А иногда он брал прутик и что-то подолгу чертил им по теплой сырой земле. Его чертеж понимал с ходу Коля Комарских и вот уж снова гнал свой «Беларусь» куда-то в ложбину. А потом Коля получил и подмогу — пришли тракторы и машины.
В те дни я и встретил председателя в нашем клубе. За длинным столом через всю стену сидели ветераны войны и знатные люди. Вот они, наши солдаты, наши герои: Иван Сергеевич Иванов и Алексей Михайлович Баженов, Иван Иванович Волков и Василий Александрович Нетунаев… Как их мало уже осталось, как их надо хранить нам, беречь… И вот они сидят как-то тихо, торжественно. О многом уже было сказано за тем столом — и про Берлин, и про Прагу. И вот теперь они сидели молча и кое-кто из них плакал.
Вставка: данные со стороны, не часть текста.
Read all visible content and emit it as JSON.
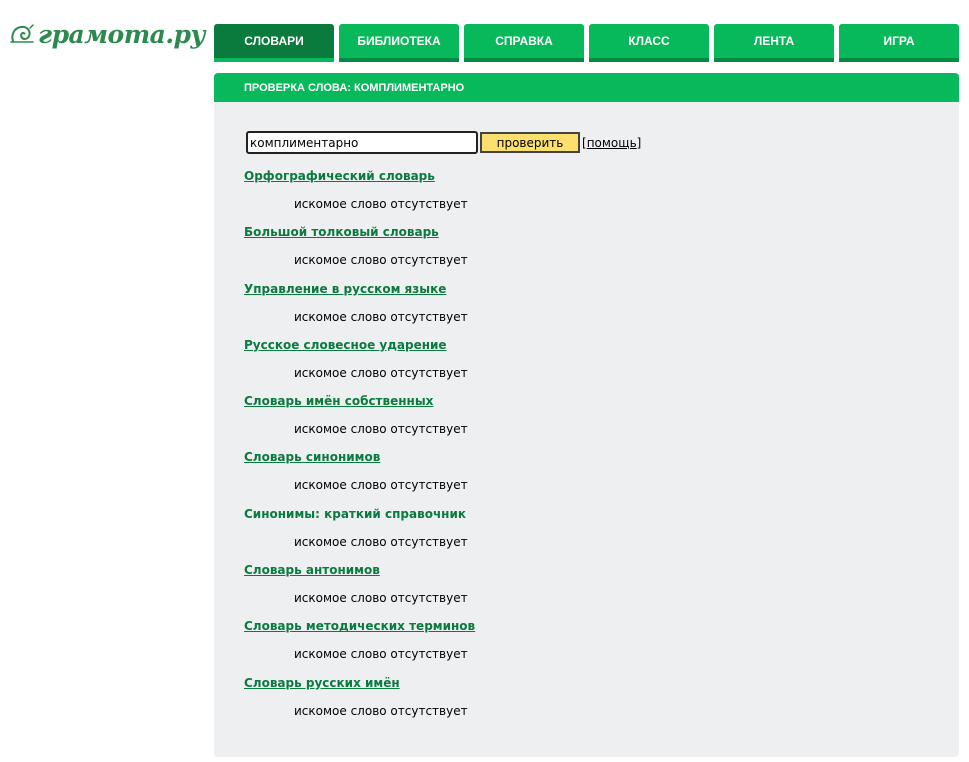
{
  "colors": {
    "brand_green": "#07b95a",
    "active_tab": "#0b7a3d",
    "link_green": "#0a7a3f",
    "button_yellow": "#fbe06e",
    "panel_bg": "#edeff0"
  },
  "logo": {
    "icon": "snail-spiral-icon",
    "text": "грамота.ру"
  },
  "nav": {
    "tabs": [
      {
        "label": "СЛОВАРИ",
        "active": true
      },
      {
        "label": "БИБЛИОТЕКА",
        "active": false
      },
      {
        "label": "СПРАВКА",
        "active": false
      },
      {
        "label": "КЛАСС",
        "active": false
      },
      {
        "label": "ЛЕНТА",
        "active": false
      },
      {
        "label": "ИГРА",
        "active": false
      }
    ]
  },
  "panel": {
    "header": "ПРОВЕРКА СЛОВА: КОМПЛИМЕНТАРНО"
  },
  "search": {
    "value": "комплиментарно",
    "button_label": "проверить",
    "help_open": "[",
    "help_label": "помощь",
    "help_close": "]"
  },
  "dictionaries": [
    {
      "title": "Орфографический словарь",
      "result": "искомое слово отсутствует",
      "link": true
    },
    {
      "title": "Большой толковый словарь",
      "result": "искомое слово отсутствует",
      "link": true
    },
    {
      "title": "Управление в русском языке",
      "result": "искомое слово отсутствует",
      "link": true
    },
    {
      "title": "Русское словесное ударение",
      "result": "искомое слово отсутствует",
      "link": true
    },
    {
      "title": "Словарь имён собственных",
      "result": "искомое слово отсутствует",
      "link": true
    },
    {
      "title": "Словарь синонимов",
      "result": "искомое слово отсутствует",
      "link": true
    },
    {
      "title": "Синонимы: краткий справочник",
      "result": "искомое слово отсутствует",
      "link": false
    },
    {
      "title": "Словарь антонимов",
      "result": "искомое слово отсутствует",
      "link": true
    },
    {
      "title": "Словарь методических терминов",
      "result": "искомое слово отсутствует",
      "link": true
    },
    {
      "title": "Словарь русских имён",
      "result": "искомое слово отсутствует",
      "link": true
    }
  ]
}
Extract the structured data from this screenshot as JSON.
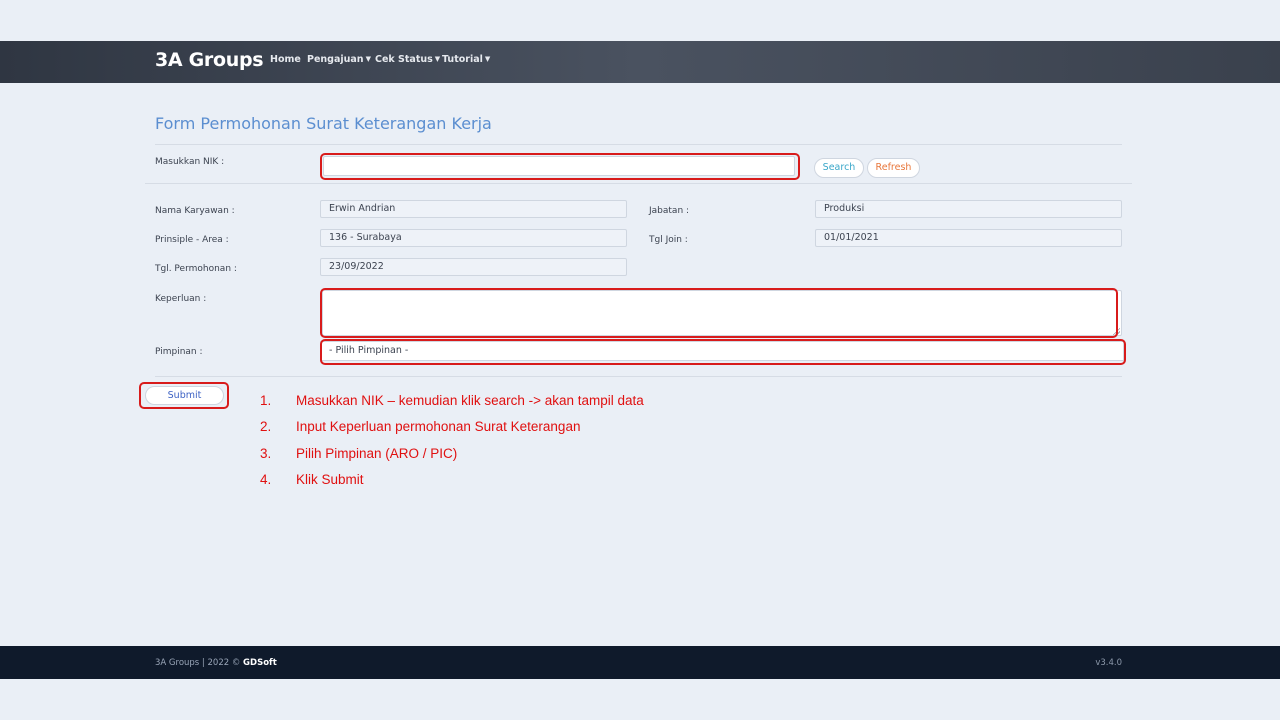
{
  "nav": {
    "brand": "3A Groups",
    "items": [
      {
        "label": "Home",
        "dropdown": false
      },
      {
        "label": "Pengajuan",
        "dropdown": true
      },
      {
        "label": "Cek Status",
        "dropdown": true
      },
      {
        "label": "Tutorial",
        "dropdown": true
      }
    ]
  },
  "form": {
    "title": "Form Permohonan Surat Keterangan Kerja",
    "nik": {
      "label": "Masukkan NIK :",
      "value": ""
    },
    "search_button": "Search",
    "refresh_button": "Refresh",
    "fields": {
      "nama": {
        "label": "Nama Karyawan :",
        "value": "Erwin Andrian"
      },
      "jabatan": {
        "label": "Jabatan :",
        "value": "Produksi"
      },
      "principle": {
        "label": "Prinsiple - Area :",
        "value": "136 - Surabaya"
      },
      "tgl_join": {
        "label": "Tgl Join :",
        "value": "01/01/2021"
      },
      "tgl_permohonan": {
        "label": "Tgl. Permohonan :",
        "value": "23/09/2022"
      }
    },
    "keperluan": {
      "label": "Keperluan :",
      "value": ""
    },
    "pimpinan": {
      "label": "Pimpinan :",
      "selected": "- Pilih Pimpinan -"
    },
    "submit_button": "Submit"
  },
  "instructions": [
    {
      "num": "1.",
      "text": "Masukkan NIK – kemudian klik  search -> akan tampil data"
    },
    {
      "num": "2.",
      "text": "Input Keperluan permohonan Surat Keterangan"
    },
    {
      "num": "3.",
      "text": "Pilih  Pimpinan  (ARO / PIC)"
    },
    {
      "num": "4.",
      "text": "Klik  Submit"
    }
  ],
  "footer": {
    "copyright": "3A Groups | 2022 ©",
    "company": "GDSoft",
    "version": "v3.4.0"
  },
  "colors": {
    "title": "#5b8ed0",
    "highlight": "#d81b1b",
    "search": "#3aa7c9",
    "refresh": "#e8763a",
    "submit": "#3d62c4",
    "navbar": "#3a414d",
    "footer": "#0f1a2b"
  }
}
Ах, эти слезы, скупые мужские слезы! Как забыть вас, как пережить!.. А рядом, в дальнем конце стола, жила радиола. И тихий бархатный голос выговаривал давно знакомое, дорогое: «С берез неслышен, невесом, слетает желтый лист…» Какая светлая, какая возвышающая печаль! Под нее прошли и детство мое, и юность, и мне всегда казалось, как-то неотвратимо казалось, что лучше этих звуков и нет ничего. Ведь такая сила, такая печаль… А рядом, рядом совсем — надежды… И пусть проходят годы и годы, и пусть время несет утраты и расставания, и пусть никогда-никогда уж не встанут солдаты из тех глубоких братских могил, но все равно однажды вернется радость, а вместе с нею придет жизнь. И эти звуки входили в сердце и отнимали дыхание. И потому у многих были мокры глаза… Сидел тут и Виктор Федорович Архипов — наш председатель. Он уже давно всех поздравил и роздал от правления подарки.. А теперь сидел тоже тихо, о чем-то думал.
— Ты, што, Федорович, опечалился? Народ тебя принял давно и доверился, — сказал ему кто-то из ветеранов. — И ты хорошо везешь нашу телегу, а мы уж возле тебя…
— Хорошо, да не совсем… — Он закусил губу.
— Ничё, ничё. Ты крестьянин, и мы с тобой по-крестьянски…
— Вот-вот! — Он улыбнулся и посмотрел на меня. — На лугах был? Только честно?..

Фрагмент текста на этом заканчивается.